Face à la hausse des prix de l’électricité et du gaz, les entreprises adaptent leur fonctionnement pour moins consommer. Alors que le temps de l’énergie peu chère est révolu, diminuer les coûts de production sur le long terme, investir dans des appareils plus économes et rester compétitifs face à la concurrence est une question de survie. Pour voir l’ampleur du défi, l’étude annuelle de l’Insee « Les entreprises en France », parue en décembre 2023, est riche d’enseignements.
Si les établissements de 20 salariés ou plus de l’industrie ont réussi à diminuer leur consommation énergétique de 5 % en 2022 (- 9 % pour le gaz et – 3 % pour l’électricité), leur facture énergétique a augmenté de 54 % entre 2021 et 2022, indique l’Insee. Cette envolée survient suite à une hausse de 40 % en 2021. Si la sobriété n’a pas pénalisé la production dans son ensemble – en hausse de 1 % au niveau national –, elle a eu des effets importants sur les industriels les plus énergivores.
Les grands consommateurs d’énergie les plus touchés
Davantage affectées par la hausse des prix, les industries les plus énergivores sont celles qui ont dû faire le plus d’efforts pour réduire leur consommation (- 7 %). Cette situation s’explique notamment en raison du type de contrats d’énergie de ces entreprises, partage l’Insee. Si les plus petits établissements ont souvent des contrats à prix fixes entre un et trois ans, les établissements les plus consommateurs ont plus fréquemment un contrat indexé sur le prix de marché. C’est le cas de 37 % des établissements gros consommateurs pour l’électricité, contre 8 % pour les petits consommateurs, et 51 % pour le gaz, contre 13 % des petits consommateurs.
Entre 2019 et 2022, le prix moyen du gaz acheté par les entreprises a ainsi doublé, mais il a quadruplé pour les entreprises les plus consommatrices, celles consommant plus de 278 gigawattheures (GWh) par an. « Alors que ce n’était pas le cas auparavant [jusqu’en 2020, NDLR], les entreprises consommant beaucoup de gaz le paient désormais plus cher à l’unité que les entreprises peu consommatrices », souligne l’Insee.
Entre 2019 et 2022, le prix de l’électricité a progressé de 38 %. « Le prix de l’électricité reste en revanche plus élevé pour les petits consommateurs, mais l’écart entre petits et grands consommateurs se réduit fortement », précise l’Insee. En effet, si le prix payé par les entreprises les plus consommatrices (90,2 €/MWh) reste nettement plus faible que celui payé par les moins consommatrices (161,8 €/MWh), le rapport n’est plus que de 1,8, contre 2,8 en 2019.
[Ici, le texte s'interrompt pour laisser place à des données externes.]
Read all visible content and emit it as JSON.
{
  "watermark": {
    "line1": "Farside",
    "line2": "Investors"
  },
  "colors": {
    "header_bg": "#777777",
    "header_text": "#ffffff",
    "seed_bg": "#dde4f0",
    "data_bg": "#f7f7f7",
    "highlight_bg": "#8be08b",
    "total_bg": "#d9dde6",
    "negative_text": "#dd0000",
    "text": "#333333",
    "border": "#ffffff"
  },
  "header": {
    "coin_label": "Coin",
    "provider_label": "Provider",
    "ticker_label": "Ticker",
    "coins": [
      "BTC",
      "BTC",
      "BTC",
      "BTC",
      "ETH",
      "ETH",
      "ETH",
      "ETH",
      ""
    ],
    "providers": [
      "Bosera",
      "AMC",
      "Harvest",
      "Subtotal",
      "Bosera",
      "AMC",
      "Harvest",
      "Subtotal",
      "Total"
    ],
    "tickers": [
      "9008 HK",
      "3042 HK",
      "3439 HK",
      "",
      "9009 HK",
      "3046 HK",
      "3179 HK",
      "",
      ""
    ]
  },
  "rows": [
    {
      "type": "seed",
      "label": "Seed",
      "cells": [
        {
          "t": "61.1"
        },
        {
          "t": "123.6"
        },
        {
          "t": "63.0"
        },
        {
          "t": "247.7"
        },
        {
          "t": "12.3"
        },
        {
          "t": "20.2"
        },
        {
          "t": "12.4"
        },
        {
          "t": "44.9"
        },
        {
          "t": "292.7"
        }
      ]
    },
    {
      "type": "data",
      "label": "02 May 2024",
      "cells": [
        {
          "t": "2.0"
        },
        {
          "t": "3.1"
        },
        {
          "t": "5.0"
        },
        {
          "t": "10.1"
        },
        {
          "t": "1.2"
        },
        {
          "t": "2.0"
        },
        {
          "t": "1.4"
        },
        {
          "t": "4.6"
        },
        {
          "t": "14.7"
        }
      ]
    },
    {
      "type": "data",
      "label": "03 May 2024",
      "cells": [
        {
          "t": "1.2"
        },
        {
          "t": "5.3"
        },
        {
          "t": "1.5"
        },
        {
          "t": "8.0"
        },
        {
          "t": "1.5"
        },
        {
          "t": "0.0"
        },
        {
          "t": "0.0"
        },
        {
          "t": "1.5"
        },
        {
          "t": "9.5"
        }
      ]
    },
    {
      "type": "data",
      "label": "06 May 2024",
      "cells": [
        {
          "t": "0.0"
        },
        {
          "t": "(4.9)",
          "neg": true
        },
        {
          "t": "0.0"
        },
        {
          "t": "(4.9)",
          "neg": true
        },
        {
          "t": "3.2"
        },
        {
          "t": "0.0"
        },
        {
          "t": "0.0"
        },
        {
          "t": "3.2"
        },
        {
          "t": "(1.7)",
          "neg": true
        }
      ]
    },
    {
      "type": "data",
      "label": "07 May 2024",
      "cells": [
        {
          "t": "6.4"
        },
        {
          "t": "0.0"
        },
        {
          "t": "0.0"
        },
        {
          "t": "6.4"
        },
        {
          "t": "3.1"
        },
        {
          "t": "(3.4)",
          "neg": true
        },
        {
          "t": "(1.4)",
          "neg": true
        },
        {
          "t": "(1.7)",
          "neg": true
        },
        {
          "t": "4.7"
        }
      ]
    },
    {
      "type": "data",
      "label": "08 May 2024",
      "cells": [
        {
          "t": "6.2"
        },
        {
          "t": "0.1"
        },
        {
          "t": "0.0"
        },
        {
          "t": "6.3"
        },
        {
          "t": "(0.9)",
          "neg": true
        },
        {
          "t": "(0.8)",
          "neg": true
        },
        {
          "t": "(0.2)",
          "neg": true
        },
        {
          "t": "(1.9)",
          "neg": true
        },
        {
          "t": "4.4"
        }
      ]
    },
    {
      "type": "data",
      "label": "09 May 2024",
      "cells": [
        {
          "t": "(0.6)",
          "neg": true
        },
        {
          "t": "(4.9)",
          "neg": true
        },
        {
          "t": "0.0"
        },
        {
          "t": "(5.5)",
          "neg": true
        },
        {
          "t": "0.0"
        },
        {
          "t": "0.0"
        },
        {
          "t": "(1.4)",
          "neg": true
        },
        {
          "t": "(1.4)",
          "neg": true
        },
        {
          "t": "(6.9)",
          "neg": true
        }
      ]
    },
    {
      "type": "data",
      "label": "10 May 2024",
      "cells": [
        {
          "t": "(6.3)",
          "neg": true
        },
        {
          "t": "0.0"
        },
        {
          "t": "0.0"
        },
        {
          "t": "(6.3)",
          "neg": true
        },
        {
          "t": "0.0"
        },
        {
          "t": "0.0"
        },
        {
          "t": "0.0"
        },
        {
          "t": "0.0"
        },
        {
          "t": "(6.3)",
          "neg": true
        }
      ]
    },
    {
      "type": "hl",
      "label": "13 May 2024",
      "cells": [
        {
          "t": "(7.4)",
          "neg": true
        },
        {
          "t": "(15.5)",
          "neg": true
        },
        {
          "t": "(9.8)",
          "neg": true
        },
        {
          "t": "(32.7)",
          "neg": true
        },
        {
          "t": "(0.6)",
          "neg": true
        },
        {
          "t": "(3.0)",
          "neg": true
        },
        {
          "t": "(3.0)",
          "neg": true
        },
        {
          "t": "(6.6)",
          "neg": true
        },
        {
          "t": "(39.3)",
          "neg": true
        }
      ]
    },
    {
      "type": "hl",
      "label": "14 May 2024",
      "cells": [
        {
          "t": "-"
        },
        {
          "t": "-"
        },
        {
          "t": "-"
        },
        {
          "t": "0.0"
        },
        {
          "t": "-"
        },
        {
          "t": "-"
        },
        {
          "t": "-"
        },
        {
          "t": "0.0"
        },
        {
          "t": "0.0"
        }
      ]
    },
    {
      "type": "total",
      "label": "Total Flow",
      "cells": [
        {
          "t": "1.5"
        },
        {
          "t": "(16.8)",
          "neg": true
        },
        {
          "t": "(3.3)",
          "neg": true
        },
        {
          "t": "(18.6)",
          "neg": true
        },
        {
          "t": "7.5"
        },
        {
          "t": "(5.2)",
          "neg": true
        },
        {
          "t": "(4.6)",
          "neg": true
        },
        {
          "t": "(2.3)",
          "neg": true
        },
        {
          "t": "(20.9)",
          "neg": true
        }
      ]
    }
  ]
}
Une production en baisse pour les plus énergivores
Pour arriver à de telles baisses de consommation, les industries les plus énergivores ont dû diminuer leur production. Au second semestre 2022 par rapport au second semestre 2021, la production a chuté de 17 % dans la fabrication de produits chimiques de base et de 16 % dans la sidérurgie. La consommation a également reculé de 11 % pour la fabrication de pâte à papier, de papier et de carton et de 8 % pour les autres métaux non ferreux.
Cette baisse s’est poursuivie au premier semestre 2023, souligne l’Insee. En particulier, la production a baissé de 28 % pour la sidérurgie, de 24 % pour la fabrication de pâte à papier, de papier et de carton. La fabrication de verre et d’articles en verre, qui n’avait jusqu’alors pas été touchée par la baisse de production, a enregistré sur le premier semestre 2023 une baisse de près de 7 % de sa production.
Des stratégies complémentaires
Face à ces hausses des prix de l’énergie, 52 % des établissements industriels ont augmenté leurs prix. En parallèle, 45 % ont comprimé leurs marges et 30 % ont prélevé sur leur trésorerie. En outre, 29 % ont investi pour réduire et optimiser leur consommation énergétique à moyen terme.
Cette tendance a pour effet bénéfique de toucher les entreprises les moins engagées dans leur transition énergétique. « Au cours du second semestre 2022, les entreprises qui ont le plus amélioré leur efficience énergétique seraient souvent celles qui avaient fait le moins preuve de sobriété entre 2018 et 2021 », souligne l’Insee.
L’institut relève d’autres stratégies d’adaptation. En particulier, certains établissements substituent partiellement le gaz par du fioul, dont le prix augmente moins. Pour d’autres, la stratégie a été « la fermeture pour quelques semaines, voire quelques mois ». Mais pas sûr que ces solutions d’urgence puissent avoir de l’avenir à long terme.